Those of you who subscribe to the various microsoft.public.biztalk.* newsgroups may have seen a number of posts from myself re. convoy processing, and the perils of correlation set subscriptions. The end result of all of this has been quite dramatic, in terms of our understanding of convoys, and has resulted in us removing them from our design. This is obviously quite a serious step, and so I thought it might be worth passing on some of our recent experience.
First, a quick recap on the messaging architecture. The pub-sub model is described pretty well here, amongst others, so I won't repeat it; suffice to say that messages are delivered to the messagebox through receive locations, and then matched to subscriptions using a combination of message type (as defined by the schema), and any applied filters. Subscribers include send ports (for content-based routing), orchestrations, and orchestration instances (in the case of correlation, and therefore convoys.)
If a subscription exists, then any matching message that arrives in the messagebox will be consumed.
So - how are subscriptions created, and when? The easiest way to check this is to use the BTSSubscriptionViewer utility, found in the SDK\Utilities directory. Using this you can see that in the case of send ports and orchestrations, the subscriptions exist all the time that the artefact is enlisted. For correlation sets things are a little more complex, and this is where it started to unravel for us.
Correlation subscriptions are created when the correlation set is initialized - through a receive or send shape within an orchestration. In a common sequential convoy scenario, the set is intialized, and then a Listen shape is used to pick up the correlated messages (see Alan Smith's sample here.) Without thinking about it, it's easy to assume that before the listen shape is reached, messages will be discarded, regardless of correlation matches, however this is not so! Once the subscription is created, messages will be consumed by the orchestration regardless of the listen shape.
There are two scenarios that we have come across where this causes problems:
1. When theres is a delay of some sort after the initialisation, during which new messages might reasonably be expected to be discarded, and not consumed.

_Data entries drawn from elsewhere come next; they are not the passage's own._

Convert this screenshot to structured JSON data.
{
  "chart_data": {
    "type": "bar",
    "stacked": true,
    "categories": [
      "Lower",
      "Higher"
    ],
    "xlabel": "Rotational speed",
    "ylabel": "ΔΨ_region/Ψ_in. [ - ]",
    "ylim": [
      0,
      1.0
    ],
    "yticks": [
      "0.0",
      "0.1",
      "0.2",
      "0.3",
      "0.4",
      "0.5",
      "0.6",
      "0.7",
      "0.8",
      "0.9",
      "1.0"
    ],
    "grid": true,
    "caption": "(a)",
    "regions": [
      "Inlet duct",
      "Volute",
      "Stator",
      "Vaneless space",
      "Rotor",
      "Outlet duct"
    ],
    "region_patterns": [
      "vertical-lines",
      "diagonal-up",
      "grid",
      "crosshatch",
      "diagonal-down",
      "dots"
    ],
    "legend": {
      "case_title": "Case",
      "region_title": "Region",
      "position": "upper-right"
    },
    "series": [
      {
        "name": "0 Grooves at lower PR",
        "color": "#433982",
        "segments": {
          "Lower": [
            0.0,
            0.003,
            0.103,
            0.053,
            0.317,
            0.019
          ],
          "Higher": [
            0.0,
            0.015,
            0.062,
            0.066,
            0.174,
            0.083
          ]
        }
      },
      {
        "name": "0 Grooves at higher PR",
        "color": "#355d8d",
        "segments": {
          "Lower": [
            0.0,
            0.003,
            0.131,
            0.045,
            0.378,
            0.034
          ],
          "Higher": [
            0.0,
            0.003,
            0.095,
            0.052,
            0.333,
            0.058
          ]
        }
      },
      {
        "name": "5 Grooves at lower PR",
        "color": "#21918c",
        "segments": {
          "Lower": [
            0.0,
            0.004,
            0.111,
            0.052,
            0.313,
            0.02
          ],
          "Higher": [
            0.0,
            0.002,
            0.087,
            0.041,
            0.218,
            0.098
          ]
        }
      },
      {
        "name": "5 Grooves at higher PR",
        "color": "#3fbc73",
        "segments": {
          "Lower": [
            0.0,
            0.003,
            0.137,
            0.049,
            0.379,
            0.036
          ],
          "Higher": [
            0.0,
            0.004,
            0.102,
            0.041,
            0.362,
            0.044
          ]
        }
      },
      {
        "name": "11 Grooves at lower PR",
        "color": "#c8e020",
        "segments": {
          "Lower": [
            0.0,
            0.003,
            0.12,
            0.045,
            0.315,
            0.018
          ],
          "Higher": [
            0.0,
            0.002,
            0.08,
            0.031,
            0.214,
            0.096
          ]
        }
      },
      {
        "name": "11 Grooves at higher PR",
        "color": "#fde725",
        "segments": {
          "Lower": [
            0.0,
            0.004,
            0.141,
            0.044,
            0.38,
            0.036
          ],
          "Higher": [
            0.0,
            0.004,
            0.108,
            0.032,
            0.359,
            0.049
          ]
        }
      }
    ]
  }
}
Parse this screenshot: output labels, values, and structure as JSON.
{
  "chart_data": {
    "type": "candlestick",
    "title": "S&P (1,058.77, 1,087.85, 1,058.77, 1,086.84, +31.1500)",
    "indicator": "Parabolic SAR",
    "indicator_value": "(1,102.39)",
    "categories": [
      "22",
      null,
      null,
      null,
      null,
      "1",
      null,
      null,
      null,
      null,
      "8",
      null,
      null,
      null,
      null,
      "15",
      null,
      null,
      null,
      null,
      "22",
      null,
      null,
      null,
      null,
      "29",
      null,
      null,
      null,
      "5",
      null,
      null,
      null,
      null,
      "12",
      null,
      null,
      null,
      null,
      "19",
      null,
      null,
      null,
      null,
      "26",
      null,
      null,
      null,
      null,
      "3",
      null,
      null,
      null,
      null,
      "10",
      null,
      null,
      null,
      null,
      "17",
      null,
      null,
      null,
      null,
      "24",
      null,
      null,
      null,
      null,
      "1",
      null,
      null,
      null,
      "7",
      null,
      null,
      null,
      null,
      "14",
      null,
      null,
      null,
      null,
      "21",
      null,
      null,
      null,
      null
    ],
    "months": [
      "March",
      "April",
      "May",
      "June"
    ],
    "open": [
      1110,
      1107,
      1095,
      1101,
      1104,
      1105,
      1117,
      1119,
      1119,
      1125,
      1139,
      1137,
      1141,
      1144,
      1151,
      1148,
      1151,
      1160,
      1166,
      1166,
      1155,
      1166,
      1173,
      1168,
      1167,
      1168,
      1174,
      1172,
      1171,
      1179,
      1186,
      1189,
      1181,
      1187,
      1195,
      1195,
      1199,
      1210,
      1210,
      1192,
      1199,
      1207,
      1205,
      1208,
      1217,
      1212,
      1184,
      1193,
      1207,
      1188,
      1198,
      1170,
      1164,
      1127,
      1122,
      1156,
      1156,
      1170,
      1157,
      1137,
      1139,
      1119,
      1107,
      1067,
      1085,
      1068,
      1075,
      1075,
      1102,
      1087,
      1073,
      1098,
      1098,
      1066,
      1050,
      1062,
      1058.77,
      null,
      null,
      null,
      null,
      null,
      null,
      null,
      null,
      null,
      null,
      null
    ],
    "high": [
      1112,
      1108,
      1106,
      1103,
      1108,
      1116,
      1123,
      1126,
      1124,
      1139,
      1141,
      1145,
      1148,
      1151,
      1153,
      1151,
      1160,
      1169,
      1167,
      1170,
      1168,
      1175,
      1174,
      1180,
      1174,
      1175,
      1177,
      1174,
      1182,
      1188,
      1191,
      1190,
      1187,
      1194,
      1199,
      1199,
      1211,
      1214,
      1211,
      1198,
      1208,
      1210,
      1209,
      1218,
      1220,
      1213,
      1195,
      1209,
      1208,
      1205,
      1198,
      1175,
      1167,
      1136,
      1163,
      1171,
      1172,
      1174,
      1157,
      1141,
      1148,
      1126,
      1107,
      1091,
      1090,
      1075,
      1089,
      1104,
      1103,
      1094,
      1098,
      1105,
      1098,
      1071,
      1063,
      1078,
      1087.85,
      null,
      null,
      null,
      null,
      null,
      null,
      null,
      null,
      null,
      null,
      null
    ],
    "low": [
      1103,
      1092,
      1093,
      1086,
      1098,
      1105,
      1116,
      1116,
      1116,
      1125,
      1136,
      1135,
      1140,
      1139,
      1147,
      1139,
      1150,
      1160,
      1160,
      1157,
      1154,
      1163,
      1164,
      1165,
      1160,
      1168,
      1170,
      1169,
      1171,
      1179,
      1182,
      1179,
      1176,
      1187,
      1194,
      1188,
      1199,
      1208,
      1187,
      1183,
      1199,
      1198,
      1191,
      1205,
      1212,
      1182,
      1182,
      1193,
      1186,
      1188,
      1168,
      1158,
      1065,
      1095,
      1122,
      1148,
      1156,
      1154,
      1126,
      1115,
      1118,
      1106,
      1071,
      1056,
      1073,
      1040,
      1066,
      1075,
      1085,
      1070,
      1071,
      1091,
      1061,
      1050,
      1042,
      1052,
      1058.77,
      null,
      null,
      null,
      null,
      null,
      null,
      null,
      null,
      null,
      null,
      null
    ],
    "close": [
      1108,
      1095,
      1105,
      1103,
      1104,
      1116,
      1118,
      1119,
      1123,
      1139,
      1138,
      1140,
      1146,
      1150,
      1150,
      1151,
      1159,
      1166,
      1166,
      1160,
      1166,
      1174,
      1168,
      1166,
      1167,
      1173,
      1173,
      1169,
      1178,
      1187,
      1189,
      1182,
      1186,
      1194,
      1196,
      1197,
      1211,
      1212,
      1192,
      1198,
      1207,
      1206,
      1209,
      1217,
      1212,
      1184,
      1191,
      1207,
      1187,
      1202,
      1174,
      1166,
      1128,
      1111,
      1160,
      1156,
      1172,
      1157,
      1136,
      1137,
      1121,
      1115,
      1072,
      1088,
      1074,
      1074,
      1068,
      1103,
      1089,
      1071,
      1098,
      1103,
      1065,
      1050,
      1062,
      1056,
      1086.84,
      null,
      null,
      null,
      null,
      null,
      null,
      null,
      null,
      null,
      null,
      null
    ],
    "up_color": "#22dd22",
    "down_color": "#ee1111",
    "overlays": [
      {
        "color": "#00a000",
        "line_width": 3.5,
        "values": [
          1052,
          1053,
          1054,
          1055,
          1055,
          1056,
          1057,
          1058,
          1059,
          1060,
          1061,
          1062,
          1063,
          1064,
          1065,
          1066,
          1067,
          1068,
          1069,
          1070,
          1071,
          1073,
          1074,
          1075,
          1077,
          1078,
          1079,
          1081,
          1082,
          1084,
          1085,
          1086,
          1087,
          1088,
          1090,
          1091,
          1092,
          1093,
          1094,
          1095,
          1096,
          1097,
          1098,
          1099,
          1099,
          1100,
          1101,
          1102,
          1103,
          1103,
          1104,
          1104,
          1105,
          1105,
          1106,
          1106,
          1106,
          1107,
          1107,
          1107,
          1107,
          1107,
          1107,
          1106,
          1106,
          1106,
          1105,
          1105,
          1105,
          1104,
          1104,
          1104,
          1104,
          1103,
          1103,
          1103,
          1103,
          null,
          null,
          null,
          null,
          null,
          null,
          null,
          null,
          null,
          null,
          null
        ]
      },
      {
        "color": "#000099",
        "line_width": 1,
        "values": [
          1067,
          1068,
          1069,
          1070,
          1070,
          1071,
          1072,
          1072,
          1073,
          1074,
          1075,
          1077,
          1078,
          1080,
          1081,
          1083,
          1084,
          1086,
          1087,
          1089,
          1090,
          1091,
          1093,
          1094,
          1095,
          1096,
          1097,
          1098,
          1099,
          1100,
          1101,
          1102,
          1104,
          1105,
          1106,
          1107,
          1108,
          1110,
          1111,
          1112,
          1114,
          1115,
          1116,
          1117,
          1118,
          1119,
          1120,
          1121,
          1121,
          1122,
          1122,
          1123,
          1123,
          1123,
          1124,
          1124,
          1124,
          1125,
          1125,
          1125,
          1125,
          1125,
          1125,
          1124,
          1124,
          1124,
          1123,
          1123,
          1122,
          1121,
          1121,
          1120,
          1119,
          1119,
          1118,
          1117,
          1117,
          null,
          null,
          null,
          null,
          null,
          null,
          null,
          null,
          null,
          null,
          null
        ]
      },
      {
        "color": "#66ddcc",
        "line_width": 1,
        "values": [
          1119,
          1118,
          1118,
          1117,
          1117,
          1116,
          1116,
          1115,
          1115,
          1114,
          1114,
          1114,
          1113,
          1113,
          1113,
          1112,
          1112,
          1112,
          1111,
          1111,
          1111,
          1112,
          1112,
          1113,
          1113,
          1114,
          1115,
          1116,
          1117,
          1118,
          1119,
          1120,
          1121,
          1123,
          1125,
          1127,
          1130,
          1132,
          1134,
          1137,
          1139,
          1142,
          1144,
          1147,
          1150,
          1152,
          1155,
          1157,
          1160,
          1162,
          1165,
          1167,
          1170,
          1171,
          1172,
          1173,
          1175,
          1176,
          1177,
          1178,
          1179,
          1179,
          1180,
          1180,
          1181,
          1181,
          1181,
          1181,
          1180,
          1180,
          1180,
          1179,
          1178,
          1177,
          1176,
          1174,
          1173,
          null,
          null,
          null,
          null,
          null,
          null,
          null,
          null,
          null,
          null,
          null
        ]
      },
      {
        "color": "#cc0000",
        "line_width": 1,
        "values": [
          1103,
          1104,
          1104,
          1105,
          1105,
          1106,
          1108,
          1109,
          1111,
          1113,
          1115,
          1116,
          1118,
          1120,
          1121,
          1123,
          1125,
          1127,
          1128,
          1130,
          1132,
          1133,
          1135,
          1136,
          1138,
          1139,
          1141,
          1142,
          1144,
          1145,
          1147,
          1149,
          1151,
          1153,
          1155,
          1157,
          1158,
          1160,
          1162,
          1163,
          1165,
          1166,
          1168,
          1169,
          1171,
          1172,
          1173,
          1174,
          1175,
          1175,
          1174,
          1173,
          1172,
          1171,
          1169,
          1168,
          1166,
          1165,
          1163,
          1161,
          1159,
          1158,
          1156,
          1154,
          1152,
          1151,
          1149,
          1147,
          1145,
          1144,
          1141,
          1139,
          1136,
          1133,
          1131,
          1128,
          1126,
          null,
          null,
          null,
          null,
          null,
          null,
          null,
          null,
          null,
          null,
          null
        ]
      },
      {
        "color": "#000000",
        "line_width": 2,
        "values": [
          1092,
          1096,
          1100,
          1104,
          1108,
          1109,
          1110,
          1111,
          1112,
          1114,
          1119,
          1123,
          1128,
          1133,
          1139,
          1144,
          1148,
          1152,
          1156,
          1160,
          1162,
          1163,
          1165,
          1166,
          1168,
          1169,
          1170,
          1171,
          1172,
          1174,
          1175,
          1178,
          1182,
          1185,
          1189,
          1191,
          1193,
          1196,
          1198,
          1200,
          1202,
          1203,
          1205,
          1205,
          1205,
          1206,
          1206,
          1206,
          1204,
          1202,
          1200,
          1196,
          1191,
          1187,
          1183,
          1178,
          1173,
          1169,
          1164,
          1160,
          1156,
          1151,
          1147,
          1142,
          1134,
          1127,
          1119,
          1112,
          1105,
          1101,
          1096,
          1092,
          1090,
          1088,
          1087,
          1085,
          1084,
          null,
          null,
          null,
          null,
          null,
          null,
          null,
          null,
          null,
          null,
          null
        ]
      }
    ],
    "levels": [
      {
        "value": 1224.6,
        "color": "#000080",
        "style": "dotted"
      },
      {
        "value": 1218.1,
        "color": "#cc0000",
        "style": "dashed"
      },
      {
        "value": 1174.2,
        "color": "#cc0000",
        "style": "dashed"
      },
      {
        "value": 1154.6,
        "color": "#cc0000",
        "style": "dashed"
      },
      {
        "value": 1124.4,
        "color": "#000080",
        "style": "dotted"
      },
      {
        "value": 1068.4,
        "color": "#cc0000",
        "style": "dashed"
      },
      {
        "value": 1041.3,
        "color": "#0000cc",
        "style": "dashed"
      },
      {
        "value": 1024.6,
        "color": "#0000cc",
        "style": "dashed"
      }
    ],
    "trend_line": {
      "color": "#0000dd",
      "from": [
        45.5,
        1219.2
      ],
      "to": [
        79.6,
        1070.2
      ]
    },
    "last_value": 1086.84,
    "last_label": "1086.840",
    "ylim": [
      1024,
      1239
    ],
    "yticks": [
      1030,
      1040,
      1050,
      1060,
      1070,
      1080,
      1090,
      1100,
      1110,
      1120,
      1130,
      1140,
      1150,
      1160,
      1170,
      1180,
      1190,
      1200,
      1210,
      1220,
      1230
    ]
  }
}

2. When receiving correlated messages at a faster rate than the orchestration is capable of processing them.
We hit the first scenario when using an orchestration to manage a publication schedule. We were receiving an initial message, sleeping until a given date, then sending the first message on, and entering a Listen-Loop, which was being used to hoover up updates to the initial message. We found that updates received during in the initial delay were being published rather than discarded. There is a work around for this, and that is to use a fake Send shape just before the Listen-Loop to initialise the correlation at the last minute. It's ugly, but it works.
The second scenario is much more serious, and has proved a show-stopper for us. Consider the situation where an orchestration is not only using a convoy to batch up messages, but processing the messages as well. As in Alan's sample, the batch limits ("completeness conditions") are set by one of two parameters - a batch size, and a timeout value. This means that either the number of messages processed reaches a set limit, at which point the batch is delivered, and the orchestration dies, or there is a sufficiently long delay in between individual incoming messages for the orchestration to deliver the batch as it currently stands and then die. (e.g. If the convoy picks up 10 messages, output them, else if the convoy picks up 5 messages, then sits for 10 minutes waiting for the next message, output the batch of 5 only.)
In our test orchestration we had the following setup:
- A receive location delivering messages at a rate of 2/second.
- An orchestration picking up the messages in a convoy, and processing each message.
- The processing of each message takes 2 seconds (simulated using a delay.)
- A batch limit of 10 messages, output to a flat file, after which the orchestration dies.
We then sent 100 messages in to the receive location, expecting to see 10 flat files appear.
What we actually saw was 3 files appearing, with no sign of the missing messages. The explanation appears to be as follows:
The correlation set is initialised when the first message is received, at which point a subscription is created for all further messages (all 100 messages matched the correlation.)
The orchestration takes 20 seconds to process the ten messages it requires. However, as the messages are being received at a rate of 2/sec, 40 messages have been delivered to the messagebox in this time, and all of them match the subscription of the correlation set. They are therefore consumed, and not discarded (yet). Neither is a new orchestration instance created. This means that a net 30 messages are consumed, but NOT processed. At the end of the 20 seconds, the orchestration dies, and the outstanding 30 messages discarded.
If you then look at the services report in HAT, you should see that the orchestration is marked as "Completed with discarded messages". The missing messages should be visible in the messages report, again with the status "Suspended", "Completed with discarded messages". You could, of course, save these messages and manually resubmit them, but obviously in a production environment this is not an option.
The lesson from all of this seems to be that you should always think of convoys in light of the subscriptions that they use to consume messages, and understand when these subscriptions are created, and what might happen to the messages that fall in between the gaps.
Caveat convoy, as they say.
UPDATE: see this for a very informative posting on the background to this problem.